Rejoindre les « shalala » des années quatre‐vingt‐dix, beaucoup n’en avaient pas les moyens, ou bien la connaissance des « codes ». Nos cultures personnelles et notre absence de pratique religieuse créaient de grands fossés. Quelques années plus tard, ce sont nos idées « de gauche » qui ont posé problème.
En grandissant, nous avons tous dû nous faire une raison pour ne pas vivre dans un quelconque « manque ». Nous avons, pour beaucoup, pensé que les bulles communautaires pouvaient représenter un risque d’isolement, une certaine fermeture. Comme un risque de se conforter uniquement par le prisme des identités religieuses, en risquant d’oublier la multitude d’éléments qui forme une personne.
(Nous avons fait en sorte que cela ne nous manque pas). Nous avons continué nos vies sans ces groupes et beaucoup d’entre nous se sont éloignés de leurs identités juives. Certains sans s’en apercevoir et d’autres en conscience. Mais durant nos vies, dans nos cercles d’amitiés où nous étions souvent les uniques personnes juives, nos origines, notre religion, n’ont jamais été des obstacles, ni même un bastion à défendre. Nos amitiés se portaient bien, nous avions la joie, pour beaucoup, de poursuivre toute l’assimilation désirée et entretenue par nos familles.

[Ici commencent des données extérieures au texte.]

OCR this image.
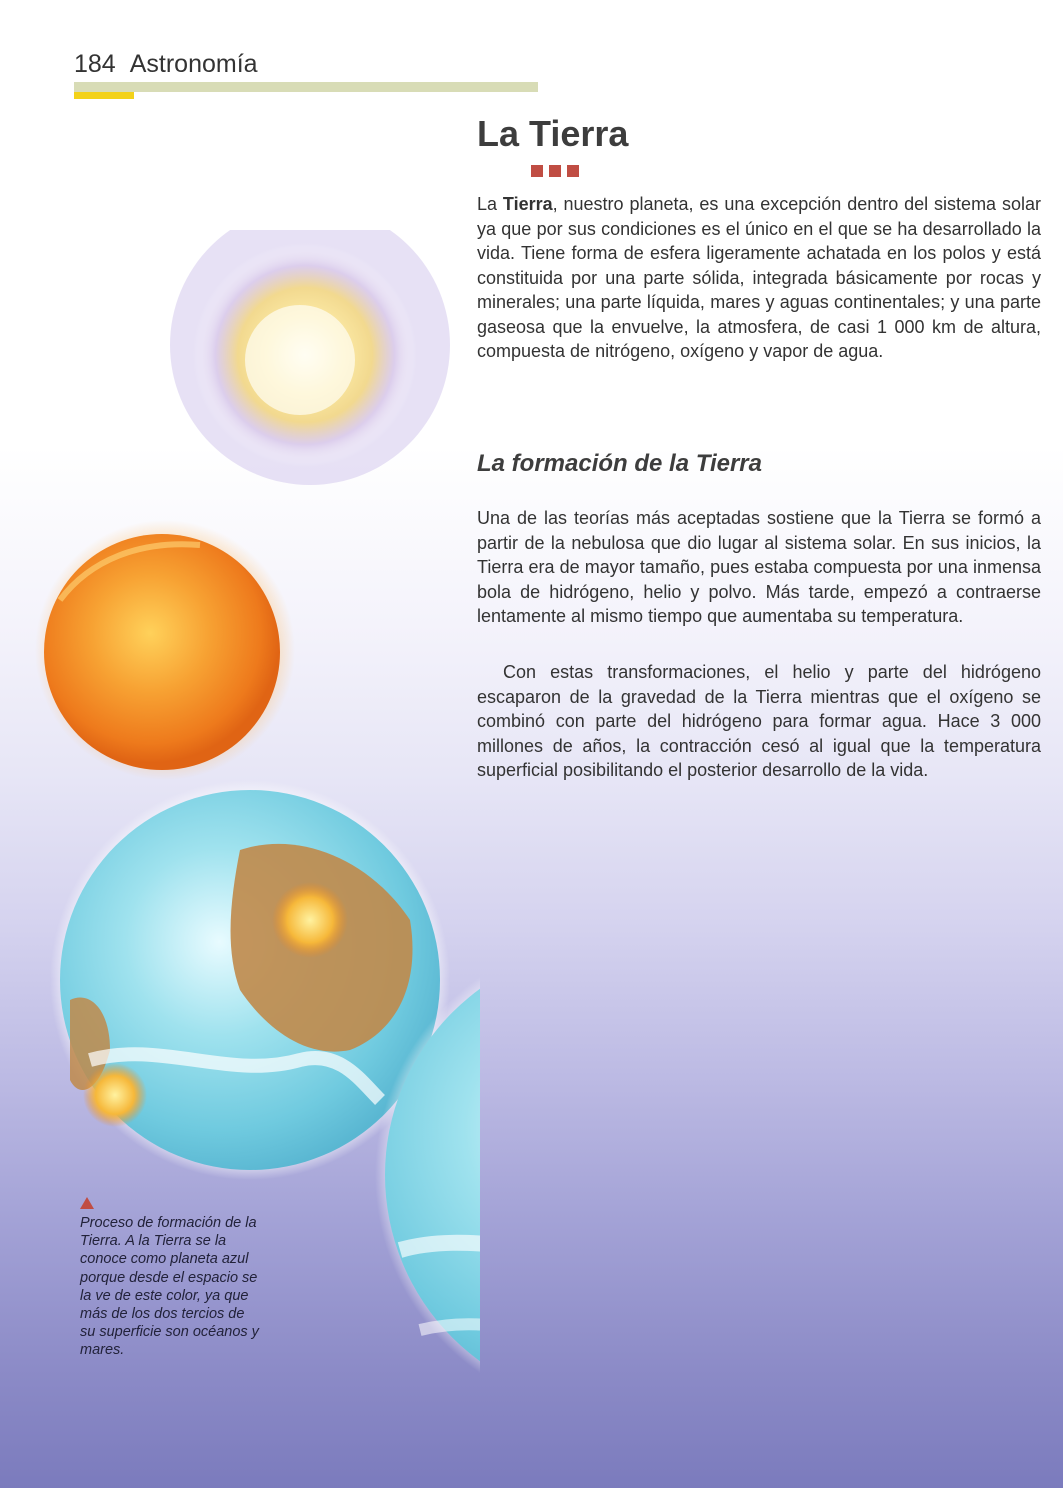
184 Astronomía
La Tierra

La Tierra, nuestro planeta, es una excepción dentro del sistema solar ya que por sus condiciones es el único en el que se ha desarrollado la vida. Tiene forma de esfera ligeramente achatada en los polos y está constituida por una parte sólida, integrada básicamente por rocas y minerales; una parte líquida, mares y aguas continentales; y una parte gaseosa que la envuelve, la atmosfera, de casi 1 000 km de altura, compuesta de nitrógeno, oxígeno y vapor de agua.

La formación de la Tierra

Una de las teorías más aceptadas sostiene que la Tierra se formó a partir de la nebulosa que dio lugar al sistema solar. En sus inicios, la Tierra era de mayor tamaño, pues estaba compuesta por una inmensa bola de hidrógeno, helio y polvo. Más tarde, empezó a contraerse lentamente al mismo tiempo que aumentaba su temperatura.

Con estas transformaciones, el helio y parte del hidrógeno escaparon de la gravedad de la Tierra mientras que el oxígeno se combinó con parte del hidrógeno para formar agua. Hace 3 000 millones de años, la contracción cesó al igual que la temperatura superficial posibilitando el posterior desarrollo de la vida.

Proceso de formación de la Tierra. A la Tierra se la conoce como planeta azul porque desde el espacio se la ve de este color, ya que más de los dos tercios de su superficie son océanos y mares.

Plus nous avancions, plus nos judéités devenaient floues. Les origines et les histoires ont pris la place des pratiques, qui n’étaient déjà pas bien solides dans nos familles. Nous savions d’où nous venions par les racines, mais les branches ne poussaient pas, car plus vraiment alimentées.
Puis les intifadas sont venues bousculer nos adolescences ; nos constructions, que nous pensions robustes, se sont faites rattraper. Si nous étions assez juifs pour subir des agressions, c’est que nous devions être plus légitimes dans nos judéités que ce que l’on pensait.
Ces blessures ont laissé des failles, mais la vie a repris comme avant. Les agressions se sont calmées dès que la situation en Israël‐Palestine s’est apaisée.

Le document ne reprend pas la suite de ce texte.